There are many things you “should” do when asking for major gifts. But because there are so many DO’s, it might be easier to remember what NOT to do — i.e., the DON’Ts.
Many of the things on this list are things you’re likely to already know. But you might forget to implement them in the hustle and bustle of your everyday work. Hopefully, one or two things on this list will spark an “ah-ha” moment. Maybe something will even surprise you.
12 DON’Ts When Asking for a Major Gift
Fundraising is as much about trying new things when you’re stuck in a rut as anything else. With that in mind, here’s a list 12 things you should never do to remind you of major gift best practices, and perhaps spark some new ideas.
1. DON’T ask for an amount that’s too low.
You may be afraid of asking for too much, but have you ever thought about what happens if you ask for too little? Major gift fundraising is often a discussion or negotiation. The number rarely goes up, but often comes down. Start high and you just may get a bigger gift than you expect.
2. DON’T forget to connect your case to that donor.
Put yourself in the donor’s shoes. Why do they care? Major gift fundraising isn’t about your needs, but a donor’s hopes and dreams. How does your case connect with the donor’s life experience?
3. DON’T ask unprepared.
Asking for a major gift isn’t the time to “wing it.” Treat every meeting with a donor as the most important meeting you have. Prepare by researching their gift history to your organization. Know in advance:
- when they made their most recent gift
- their giving patterns
- their largest gift
- the total they’ve given to your organization
4. DON’T ask in an inappropriate venue.
Talking about money is a sensitive subject. Don’t ask for gifts in a restaurant, coffee shop, or other public place where it might be hard to hear and others might be able to overhear your conversation.
5. DON’T ask during a meal.
It’s hard to talk and eat at the same time. Your mother told you not to talk with your mouth full. Not only that, timing the ask is challenging when you might get interrupted by a waiter. Instead, hold the meeting at the donor’s home or office, virtually on Zoom, or wherever is most convenient for your donor.
6. DON’T ask at an inappropriate time.
Be aware of what’s going on in your donor’s life which may make giving a gift difficult at that time, such as a recent divorce or poor health diagnosis. This is why knowing your donors and keeping up with them through good cultivation habits is so important.
7. DON’T ask without having practiced.
Asking for money is hard… practice makes it easier. While you don’t want to sound like a robot, you should be comfortable with your talking points and ask amount.
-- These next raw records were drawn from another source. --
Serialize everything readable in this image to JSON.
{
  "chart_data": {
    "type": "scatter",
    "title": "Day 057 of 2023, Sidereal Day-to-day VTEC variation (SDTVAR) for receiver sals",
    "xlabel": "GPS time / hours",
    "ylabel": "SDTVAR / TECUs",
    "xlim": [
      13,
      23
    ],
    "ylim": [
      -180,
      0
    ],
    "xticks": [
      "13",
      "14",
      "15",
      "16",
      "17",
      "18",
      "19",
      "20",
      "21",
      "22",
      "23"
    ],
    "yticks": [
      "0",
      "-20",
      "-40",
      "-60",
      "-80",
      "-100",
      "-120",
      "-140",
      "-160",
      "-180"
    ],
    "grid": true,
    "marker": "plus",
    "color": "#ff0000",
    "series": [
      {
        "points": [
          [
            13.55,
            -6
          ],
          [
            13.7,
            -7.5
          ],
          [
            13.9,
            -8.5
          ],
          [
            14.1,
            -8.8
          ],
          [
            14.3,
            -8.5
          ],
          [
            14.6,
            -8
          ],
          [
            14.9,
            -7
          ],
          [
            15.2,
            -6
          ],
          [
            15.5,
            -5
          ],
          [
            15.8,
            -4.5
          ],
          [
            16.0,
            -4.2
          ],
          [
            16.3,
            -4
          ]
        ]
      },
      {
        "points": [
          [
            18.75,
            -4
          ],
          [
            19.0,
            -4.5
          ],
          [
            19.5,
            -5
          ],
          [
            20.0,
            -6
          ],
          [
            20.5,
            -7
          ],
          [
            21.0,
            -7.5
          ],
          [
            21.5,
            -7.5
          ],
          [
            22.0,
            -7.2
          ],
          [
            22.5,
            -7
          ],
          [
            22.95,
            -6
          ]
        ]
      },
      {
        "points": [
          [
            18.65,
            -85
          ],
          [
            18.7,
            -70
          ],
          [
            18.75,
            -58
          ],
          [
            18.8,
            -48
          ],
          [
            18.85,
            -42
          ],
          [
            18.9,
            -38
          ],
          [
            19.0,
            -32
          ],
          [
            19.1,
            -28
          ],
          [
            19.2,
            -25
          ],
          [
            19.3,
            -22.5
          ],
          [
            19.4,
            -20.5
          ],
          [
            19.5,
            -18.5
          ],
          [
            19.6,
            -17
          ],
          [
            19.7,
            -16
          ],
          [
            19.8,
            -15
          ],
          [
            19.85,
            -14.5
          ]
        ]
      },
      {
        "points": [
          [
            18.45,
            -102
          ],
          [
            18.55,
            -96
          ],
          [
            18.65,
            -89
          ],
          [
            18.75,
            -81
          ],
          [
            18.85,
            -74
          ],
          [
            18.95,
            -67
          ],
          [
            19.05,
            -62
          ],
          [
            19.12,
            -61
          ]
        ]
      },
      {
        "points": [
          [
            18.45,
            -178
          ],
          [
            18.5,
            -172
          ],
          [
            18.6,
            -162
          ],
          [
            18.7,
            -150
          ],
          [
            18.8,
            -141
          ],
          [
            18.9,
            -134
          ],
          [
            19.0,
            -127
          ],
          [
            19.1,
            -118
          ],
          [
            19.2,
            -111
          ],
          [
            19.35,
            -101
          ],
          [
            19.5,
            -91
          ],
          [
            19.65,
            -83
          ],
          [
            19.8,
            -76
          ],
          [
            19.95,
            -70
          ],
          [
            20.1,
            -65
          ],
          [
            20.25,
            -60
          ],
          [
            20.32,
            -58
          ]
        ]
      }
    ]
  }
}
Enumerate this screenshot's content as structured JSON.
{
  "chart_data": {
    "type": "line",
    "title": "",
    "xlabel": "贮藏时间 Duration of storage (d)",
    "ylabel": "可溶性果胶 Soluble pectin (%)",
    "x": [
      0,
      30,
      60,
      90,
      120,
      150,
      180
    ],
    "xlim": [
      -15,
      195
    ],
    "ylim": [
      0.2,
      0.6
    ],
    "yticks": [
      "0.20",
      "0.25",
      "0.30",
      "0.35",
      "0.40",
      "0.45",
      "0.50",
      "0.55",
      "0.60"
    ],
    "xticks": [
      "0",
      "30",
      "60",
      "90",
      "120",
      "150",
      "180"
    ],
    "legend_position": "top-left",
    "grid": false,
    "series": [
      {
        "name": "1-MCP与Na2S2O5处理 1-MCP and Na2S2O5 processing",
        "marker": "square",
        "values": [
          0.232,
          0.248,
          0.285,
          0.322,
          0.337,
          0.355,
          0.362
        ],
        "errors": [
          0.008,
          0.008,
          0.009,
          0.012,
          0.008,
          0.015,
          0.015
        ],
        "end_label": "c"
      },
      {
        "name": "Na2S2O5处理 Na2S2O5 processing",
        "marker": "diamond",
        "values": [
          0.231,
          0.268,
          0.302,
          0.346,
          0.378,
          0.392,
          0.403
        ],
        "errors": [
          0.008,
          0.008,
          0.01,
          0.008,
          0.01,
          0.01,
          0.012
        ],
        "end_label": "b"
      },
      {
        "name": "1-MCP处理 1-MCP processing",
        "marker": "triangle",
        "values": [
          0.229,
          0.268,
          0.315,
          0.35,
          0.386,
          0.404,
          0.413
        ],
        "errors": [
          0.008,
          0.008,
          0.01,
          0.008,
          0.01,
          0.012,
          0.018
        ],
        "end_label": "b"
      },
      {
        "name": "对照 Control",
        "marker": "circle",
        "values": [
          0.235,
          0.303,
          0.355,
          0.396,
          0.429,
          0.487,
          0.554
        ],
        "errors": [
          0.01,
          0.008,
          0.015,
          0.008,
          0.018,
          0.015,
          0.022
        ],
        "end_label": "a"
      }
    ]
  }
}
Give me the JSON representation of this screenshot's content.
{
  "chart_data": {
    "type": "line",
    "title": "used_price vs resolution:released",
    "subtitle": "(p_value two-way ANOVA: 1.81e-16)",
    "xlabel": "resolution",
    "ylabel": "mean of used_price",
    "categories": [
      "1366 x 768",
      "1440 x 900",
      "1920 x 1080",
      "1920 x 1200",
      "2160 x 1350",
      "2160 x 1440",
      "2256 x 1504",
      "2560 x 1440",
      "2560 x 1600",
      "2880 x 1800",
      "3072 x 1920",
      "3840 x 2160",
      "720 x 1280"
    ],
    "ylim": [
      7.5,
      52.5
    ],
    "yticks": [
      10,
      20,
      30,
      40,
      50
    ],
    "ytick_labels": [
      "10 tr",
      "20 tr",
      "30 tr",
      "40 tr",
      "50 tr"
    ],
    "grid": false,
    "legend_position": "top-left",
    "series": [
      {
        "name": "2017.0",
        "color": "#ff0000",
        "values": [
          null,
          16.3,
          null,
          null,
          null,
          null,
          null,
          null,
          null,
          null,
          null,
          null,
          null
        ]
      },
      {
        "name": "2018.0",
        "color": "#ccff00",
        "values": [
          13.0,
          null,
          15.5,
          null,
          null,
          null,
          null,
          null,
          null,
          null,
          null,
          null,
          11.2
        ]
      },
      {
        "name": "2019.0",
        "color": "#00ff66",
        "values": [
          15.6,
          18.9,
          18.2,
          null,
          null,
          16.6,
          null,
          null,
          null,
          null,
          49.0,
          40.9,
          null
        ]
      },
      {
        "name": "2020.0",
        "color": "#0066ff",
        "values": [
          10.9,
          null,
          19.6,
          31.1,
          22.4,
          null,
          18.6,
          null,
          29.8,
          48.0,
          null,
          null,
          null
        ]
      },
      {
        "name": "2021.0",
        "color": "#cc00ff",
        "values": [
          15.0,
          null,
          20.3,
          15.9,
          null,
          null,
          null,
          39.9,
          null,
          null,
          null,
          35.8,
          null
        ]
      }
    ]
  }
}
8. DON’T ask too soon or too late.
There are a lot of factors that go into determining the timing of an ask, but you should take cues from donors about when to ask.
There’s no absolute “perfect” time to ask, so if your donor is willing and able to meet, it’s time to ask. Let them know you’d like to come to speak with them about the needs of the organization and explore how they might help. Don’t keep the purpose of your visit a mystery.
9. DON’T ask without a specific reason in mind.
Don’t ask “just because.” You need to have a strong case for support every time you ask for a gift. Whether it’s to keep your current programs and services going strong or to start new ones, you must be able to provide a compelling case.
10. DON’T speak after you ask.
After the ask, wait quietly and patiently for a response. Assuming you’ve asked a question, it’s time to let the other person speak — even if takes them several seconds to consider their answer.
11. DON’T make a pitch.
When asking a donor for a gift, you should be having a two-way conversation. If you’re inclined to bring a “pitch deck” and make a pitch, you’re probably headed in the wrong direction. If one or two slides or “show and tell” will help illustrate your project, feel free to share them briefly.
If at any time during your meeting you find yourself talking for more than a few minutes, it’s time to stop and engage the person sitting across from you. Give them a chance to speak.
12. DON’T not ask.
In other words, ASK! If you get stuck in your to-do list or the craziness of the office, you may not get out and meet with donors. Or, if you’re so nervous that you avoid asking, you won’t raise money. Your clients, your organization, and your community is depending on you.
Although there are a lot of DON’Ts when it comes to fundraising, it’s more important to ask than anything else on this list. An imperfect ask is far better than none at all.
3 Essential DO’s When Engaging Donors
Knowing precisely what TO DO, what to say, and how to conduct yourself with donors is just as important as knowing what NOT TO DO. So, whenever you engage your donors in any capacity, never forget these three fundraising basics:
- Be kind
- Be respectful
- Be honest
BOTTOM LINE — If you are sincere and authentic, you can’t go wrong. So get out there and ask for those gifts!
Susana says
Thank you so much for this fantastic remind!
Theresa Browning, CFRE says
This is wonderful. Thank you. Mind if I share a link to this on my LinkedIN page?